Thu. Jul 3rd, 2025
Gedung KPK

JAKARTA, IKNPOST –  Komisi Pemberantasan Korupsi (KPK) dan Kejaksaan Agung diminta segera menindaklanjuti dugaan kasus korupsi PT Pupuk Indonesia dengan potensi kerugian negara sebesar Rp 8,3 triliun. Jika tidak segera, maka barang bukti dugaan rasuahnya rawan dilenyapkan.

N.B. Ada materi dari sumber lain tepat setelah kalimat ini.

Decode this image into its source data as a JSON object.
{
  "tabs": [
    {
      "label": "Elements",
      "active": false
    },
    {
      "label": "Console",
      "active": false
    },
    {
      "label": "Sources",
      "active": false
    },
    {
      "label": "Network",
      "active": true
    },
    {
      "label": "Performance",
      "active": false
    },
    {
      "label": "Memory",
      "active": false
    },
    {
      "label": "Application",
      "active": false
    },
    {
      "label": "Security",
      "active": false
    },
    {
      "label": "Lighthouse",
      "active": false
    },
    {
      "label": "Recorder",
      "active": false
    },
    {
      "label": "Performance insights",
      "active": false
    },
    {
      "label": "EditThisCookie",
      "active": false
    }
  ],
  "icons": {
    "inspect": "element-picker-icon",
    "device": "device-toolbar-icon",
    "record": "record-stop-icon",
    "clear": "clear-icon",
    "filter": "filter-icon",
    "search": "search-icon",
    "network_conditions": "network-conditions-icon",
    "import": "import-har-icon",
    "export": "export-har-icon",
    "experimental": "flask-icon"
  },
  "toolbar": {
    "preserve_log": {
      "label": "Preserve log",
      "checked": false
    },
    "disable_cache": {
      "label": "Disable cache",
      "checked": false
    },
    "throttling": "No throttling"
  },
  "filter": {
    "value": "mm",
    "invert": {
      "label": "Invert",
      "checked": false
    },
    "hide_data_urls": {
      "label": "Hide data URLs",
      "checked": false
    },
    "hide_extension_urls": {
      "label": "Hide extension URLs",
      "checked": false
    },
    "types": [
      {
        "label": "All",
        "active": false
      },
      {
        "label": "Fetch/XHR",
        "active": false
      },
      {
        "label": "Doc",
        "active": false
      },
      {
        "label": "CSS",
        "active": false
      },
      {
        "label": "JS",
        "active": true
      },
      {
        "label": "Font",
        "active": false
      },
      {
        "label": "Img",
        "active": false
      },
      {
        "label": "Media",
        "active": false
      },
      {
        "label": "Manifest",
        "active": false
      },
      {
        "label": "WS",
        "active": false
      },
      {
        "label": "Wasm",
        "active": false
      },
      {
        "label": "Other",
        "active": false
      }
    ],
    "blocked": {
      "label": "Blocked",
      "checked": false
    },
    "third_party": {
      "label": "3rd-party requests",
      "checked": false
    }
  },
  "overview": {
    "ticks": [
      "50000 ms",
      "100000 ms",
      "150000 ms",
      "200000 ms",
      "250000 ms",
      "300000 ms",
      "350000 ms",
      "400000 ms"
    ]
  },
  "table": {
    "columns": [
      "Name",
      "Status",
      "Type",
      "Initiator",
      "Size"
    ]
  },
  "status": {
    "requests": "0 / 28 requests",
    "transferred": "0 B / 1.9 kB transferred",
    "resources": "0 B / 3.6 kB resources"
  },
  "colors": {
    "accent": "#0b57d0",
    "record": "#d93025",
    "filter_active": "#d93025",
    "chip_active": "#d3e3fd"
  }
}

“Jika benar peristiwa tersebut telah dilaporkan ke KPK dan Kejaksaan Agung, maka kedua lembaga penegak hukum itu harus segera menindaklanjuti laporan tersebut dengan melakukan penyelidikan secara menyeluruh,” kata pakar hukum pidana Universitas Indonesia (UI), Chudry Sitompul, kepada Monitorindonesia.com, Minggu (20/4/2025).

Apabila KPK dan Kejaksaan Agung, tambah Chudry, tidak menunjukkan dukungan terhadap political will Presiden Prabowo Subianto dalam memberantas korupsi tanpa pandang bulu, maka hal ini akan menjadi sinyal negatif di tengah situasi keuangan negara yang sedang bermasalah.

Maka hal ini bisa menimbulkan persepsi bahwa pemerintahan Presiden Prabowo tidak serius dalam pemberantasan korupsi. “Ini tentu akan menggerus kepercayaan publik,” tegasnya.

Keterlambatan atau kelambanan dalam menangani kasus ini, menurut Chudry, akan menimbulkan persepsi bahwa pemerintahan Presiden Prabowo tidak serius dalam pemberantasan korupsi. “Dan jika KPK dan Kejaksan Agung lamban bertindak, maka masyarakat menganggap pemerintahan Presiden Prabowo tidak serius memberantas korupsi,” demikian Chudry Sitompul.

Sementara itu, pengamat BUMN, Herry Gunawan menegaskan, dalam dugaan manipulasi laporan keuangan di PT Pupuk Indonesia, yang ditemukan oleh Etos Indonesia Institute seharusnya menjadi kewenangan Badan Pemeriksa Keuangan (BPK).

“Menurut saya, yang berhak menentukan potensi kerugian negara dalam kasus korupsi mestinya BPK atau BPKP sebagai lembaga auditor resmi. Kendati demikian, laporan Etos Indonesia Institute harus dilihat sebagai kepedulian publik terhadap adanya potensi kerugian negara di BUMN,” kata Herry yang juga Direktur Next Indonesia.

Mengingat temuan Etos ini ada sebelum terbitnya UU BUMN 2025 yang baru, yang menetapkan setiap kerugian BUMN bukan lagi kekayaan negara yang dipisahkan.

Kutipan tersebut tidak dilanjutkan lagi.